A estratégia do caos absoluto
A adoção da estratégia de “choque e pavor” na guerra do Iraque levou o terror não só aos iraquianos, mas também aos aliados, justificando os excessos por meio de um nervosismo baseado não no perigo inimigo, mas no confronto com o caos vigenteAlain Joxe
A guerra ilegal desencadeada pelos Estados Unidos contra o Iraque representa um marco na história estratégica, mas, por enquanto, só é possível fazer um balanço incompleto, pois as rupturas de estilo que ela permite detectar são inúmeras e escandalizam, em vários planos simultâneos, os conhecimentos de comentaristas encarregados da banalização do presente.
É difícil dispor as várias análises num todo coerente. Pode-se tentar fazê-lo a partir do material militar e das táticas utilizadas para chegar às crônicas operacionais e, em seguida, aos sistemas de representações estratégicas. Mas, a partir do enunciado dessa hierarquização tradicional, há algo que surpreende. Vários fatores materiais são agentes que produzem efeitos que poderiam ser chamados “trans-escalares”, ou seja, que transcendem as escalas distintas de organização: partindo do material, percebem-se as representações estratégicas globais do governo Bush; partindo do operacional, desemboca-se em incoerências político-estratégicas e logísticas.
É o que produz o efeito caótico do resultado. É o que corrói, pela base, o caráter racional e preciso do pensamento da ação assimétrica local – quando esta não passa de um momento de uma vontade de dominação global não-localizada.
Direito ilimitado de atirar à vontade
Uma análise das crônicas operacionais mostra que, de ambos os lados, os imprevistos decorreram de erros espantosos no plano político e estratégico
Deve se examinar cuidadosamente o emprego de materiais e táticas vinculados à utilização de novos armamentos (inclusive os engenhos secretos, como os drones1 anti-mísseis aéreos e anti-tanques, ou os bombardeios com partículas metálicas incandescentes, ou que explodem circuitos elétricos e eletrônicos). Porém, como esses engenhos são produtos da revolução eletrônica, o material não passa, na realidade, de um novo tipo de software que exerce o domínio sobre o curto tempo da destruição e da eliminação dos “atritos clausewitzianos”, ou seja, os imprevisíveis que, na guerra, se associam a fatores humanos e que comprometem as estratégias mais elaboradas, pelo menos no plano operacional. Cria-se o domínio de um espaço-tempo pontual, demarcado por um objetivo preciso, com a observação por satélite e a seleção e tratamento do alvo em tempo real. Ocorrem novos tipos de erro, em relação a inimigos como amigos (os erros de alvo do apoio aéreo), que contribuem, sem dúvida de maneira definitiva, para o efeito caótico que parece ser procurado como o momento do choque.

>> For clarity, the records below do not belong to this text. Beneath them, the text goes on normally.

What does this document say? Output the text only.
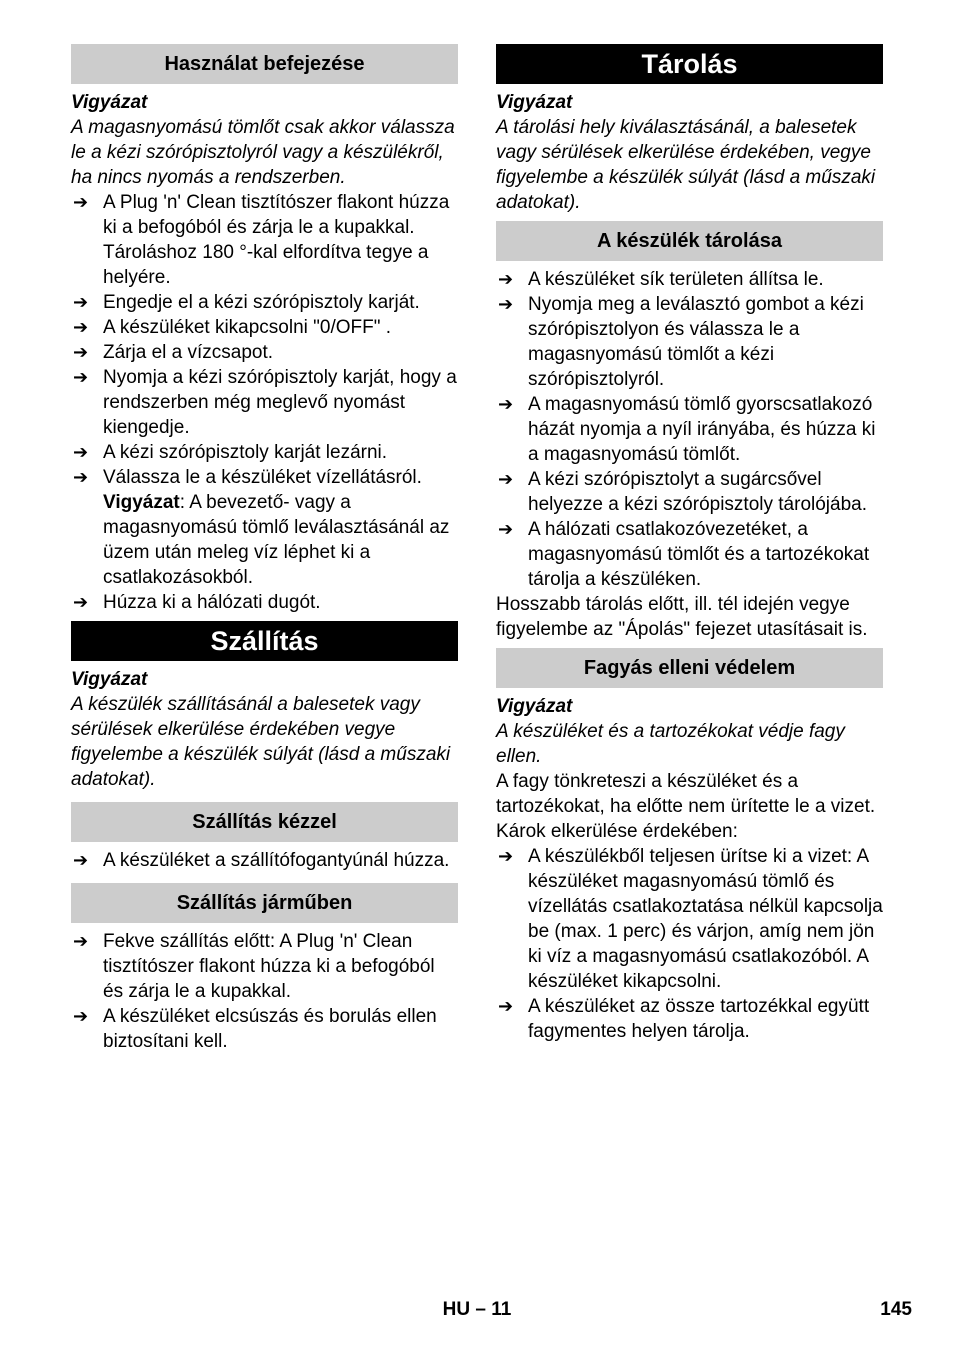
Használat befejezése
Vigyázat
A magasnyomású tömlőt csak akkor válassza le a kézi szórópisztolyról vagy a készülékről, ha nincs nyomás a rendszerben.
➔ A Plug 'n' Clean tisztítószer flakont húzza ki a befogóból és zárja le a kupakkal. Tároláshoz 180 °-kal elfordítva tegye a helyére.
➔ Engedje el a kézi szórópisztoly karját.
➔ A készüléket kikapcsolni "0/OFF" .
➔ Zárja el a vízcsapot.
➔ Nyomja a kézi szórópisztoly karját, hogy a rendszerben még meglevő nyomást kiengedje.
➔ A kézi szórópisztoly karját lezárni.
➔ Válassza le a készüléket vízellátásról.
Vigyázat: A bevezető- vagy a magasnyomású tömlő leválasztásánál az üzem után meleg víz léphet ki a csatlakozásokból.
➔ Húzza ki a hálózati dugót.
Szállítás
Vigyázat
A készülék szállításánál a balesetek vagy sérülések elkerülése érdekében vegye figyelembe a készülék súlyát (lásd a műszaki adatokat).
Szállítás kézzel
➔ A készüléket a szállítófogantyúnál húzza.
Szállítás járműben
➔ Fekve szállítás előtt: A Plug 'n' Clean tisztítószer flakont húzza ki a befogóból és zárja le a kupakkal.
➔ A készüléket elcsúszás és borulás ellen biztosítani kell.
Tárolás
Vigyázat
A tárolási hely kiválasztásánál, a balesetek vagy sérülések elkerülése érdekében, vegye figyelembe a készülék súlyát (lásd a műszaki adatokat).
A készülék tárolása
➔ A készüléket sík területen állítsa le.
➔ Nyomja meg a leválasztó gombot a kézi szórópisztolyon és válassza le a magasnyomású tömlőt a kézi szórópisztolyról.
➔ A magasnyomású tömlő gyorscsatlakozó házát nyomja a nyíl irányába, és húzza ki a magasnyomású tömlőt.
➔ A kézi szórópisztolyt a sugárcsővel helyezze a kézi szórópisztoly tárolójába.
➔ A hálózati csatlakozóvezetéket, a magasnyomású tömlőt és a tartozékokat tárolja a készüléken.

Hosszabb tárolás előtt, ill. tél idején vegye figyelembe az "Ápolás" fejezet utasításait is.

Fagyás elleni védelem
Vigyázat
A készüléket és a tartozékokat védje fagy ellen.

A fagy tönkreteszi a készüléket és a tartozékokat, ha előtte nem ürítette le a vizet. Károk elkerülése érdekében:

➔ A készülékből teljesen ürítse ki a vizet: A készüléket magasnyomású tömlő és vízellátás csatlakoztatása nélkül kapcsolja be (max. 1 perc) és várjon, amíg nem jön ki víz a magasnyomású csatlakozóból. A készüléket kikapcsolni.
➔ A készüléket az össze tartozékkal együtt fagymentes helyen tárolja.
HU – 11	145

A superpotência material permite recorrer a movimentos ofensivos em coluna (blindados, infantaria, helicópteros e apoio aéreo) – correndo alguns riscos logísticos – em direção ao centro de gravidade (estratégico, operacional ou tático) escolhido. Foi assim que, primeiramente, as tropas atacaram em massa em direção a Bagdá e, já na cidade, em direção ao centro, sem a cercar. Essa forma ofensiva se faz acompanhar por um direito ilimitado de “atirar à vontade” e que vai até o simples soldado. Portanto, a alta precisão se faz acompanhar, paradoxalmente, por um terror em massa devido a seus efeitos colaterais. E a operação acabou se transformando numa ação sem alvos específicos no que se refere à população civil “libertada”.

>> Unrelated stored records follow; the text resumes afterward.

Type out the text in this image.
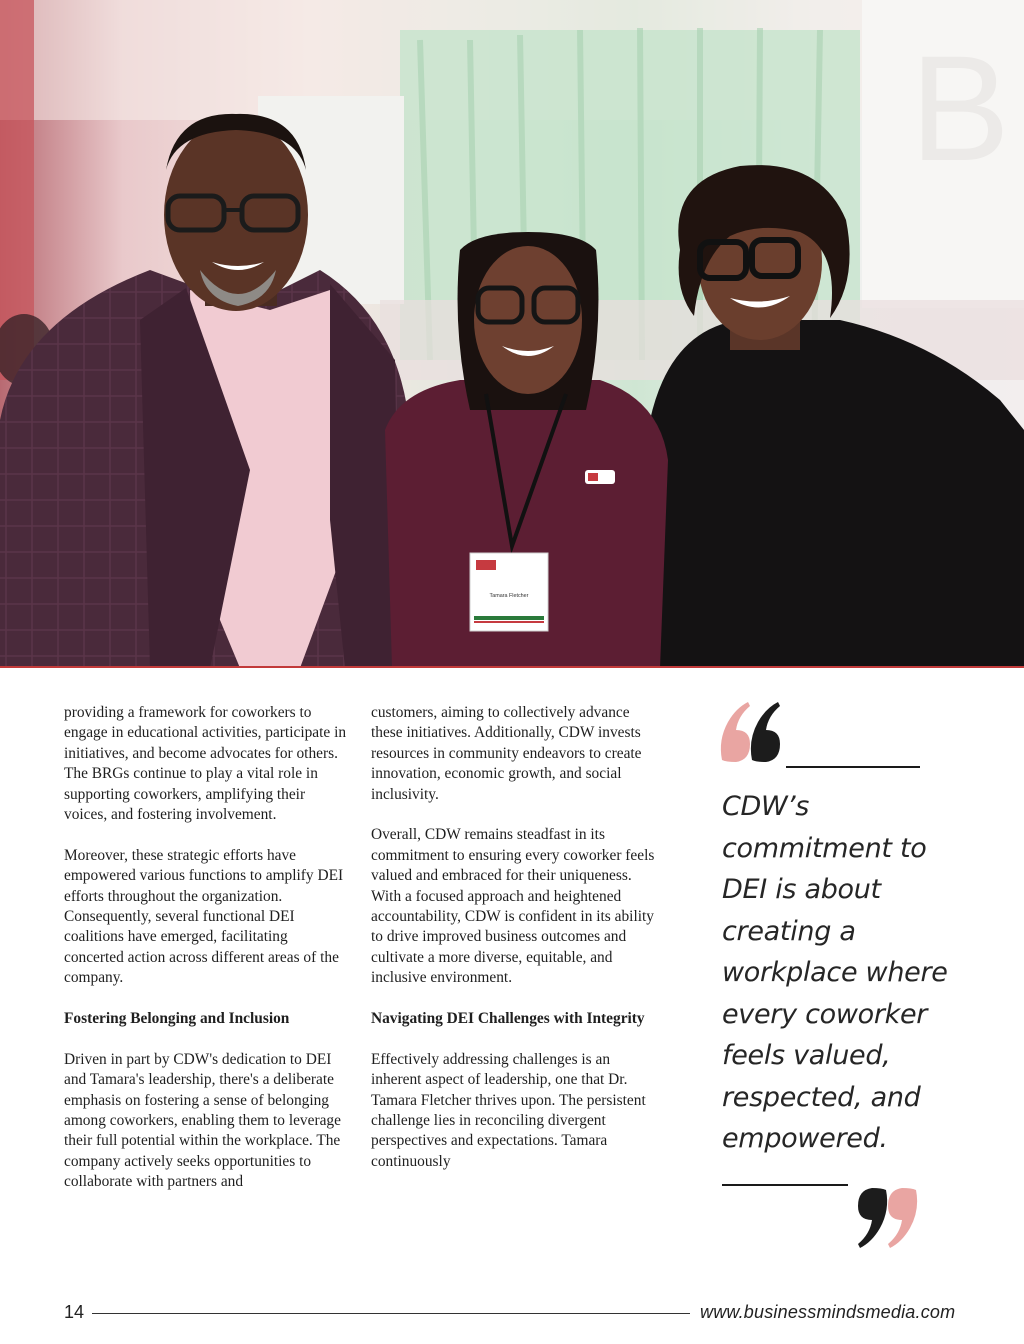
B
Tamara Fletcher

providing a framework for coworkers to engage in educational activities, participate in initiatives, and become advocates for others. The BRGs continue to play a vital role in supporting coworkers, amplifying their voices, and fostering involvement.

Moreover, these strategic efforts have empowered various functions to amplify DEI efforts throughout the organization. Consequently, several functional DEI coalitions have emerged, facilitating concerted action across different areas of the company.

Fostering Belonging and Inclusion

Driven in part by CDW's dedication to DEI and Tamara's leadership, there's a deliberate emphasis on fostering a sense of belonging among coworkers, enabling them to leverage their full potential within the workplace. The company actively seeks opportunities to collaborate with partners and

customers, aiming to collectively advance these initiatives. Additionally, CDW invests resources in community endeavors to create innovation, economic growth, and social inclusivity.

Overall, CDW remains steadfast in its commitment to ensuring every coworker feels valued and embraced for their uniqueness. With a focused approach and heightened accountability, CDW is confident in its ability to drive improved business outcomes and cultivate a more diverse, equitable, and inclusive environment.

Navigating DEI Challenges with Integrity

Effectively addressing challenges is an inherent aspect of leadership, one that Dr. Tamara Fletcher thrives upon. The persistent challenge lies in reconciling divergent perspectives and expectations. Tamara continuously

CDW’s commitment to DEI is about creating a workplace where every coworker feels valued, respected, and empowered.
14	www.businessmindsmedia.com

Erros incríveis de ambos os lados
A vitória rápida se tornará, sem dúvida, uma fonte durável de hostilidade contra os “libertadores”, agora condenados ao status de invasores
Analisando em pormenor as crônicas operacionais, percebe-se que a assimetria ganha contornos que não são de forma alguma dominados pelo desequilíbrio do potencial das forças materiais, e sim, pelas “surpresas”. De ambos os lados, os imprevistos decorreram de erros espantosos no plano estritamente político e, portanto, estratégico. Saddam Hussein, que aceitou travar “a batalha de Bagdá”, esqueceu de mandar explodir as pontes e de minar ou destruir o aeroporto. Do lado norte-americano, foi ainda mais grave:
– a macro-logística da operação da ocupação em forma de pinça pressupunha a passagem de tropas norte-americanas por via terrestre, ao Norte. A recusa política por parte de Ancara atrasou a guerra, colocando em risco a coluna ofensiva única que marchava sobre Bagdá – por falta de vigilância suficiente da linha logística que se estendia desde Uhm el Kasr;
– a complexidade dos combates com elementos infra-estatais (milícia do partido Ba?ath etc.) deveria ter sido avaliada e resolvida previamente, pois era totalmente previsível em função do objetivo principal: a destruição do Estado ba?athista.
– a aliança turca era incompatível com a aliança curda e a associação com os xiitas do Sul pressupunha um apoio popular que apagasse a lembrança da traição norte-americana em 1991, quando os Estados Unidos entregaram os xiitas rebeldes à repressão do presidente Saddam Hussein.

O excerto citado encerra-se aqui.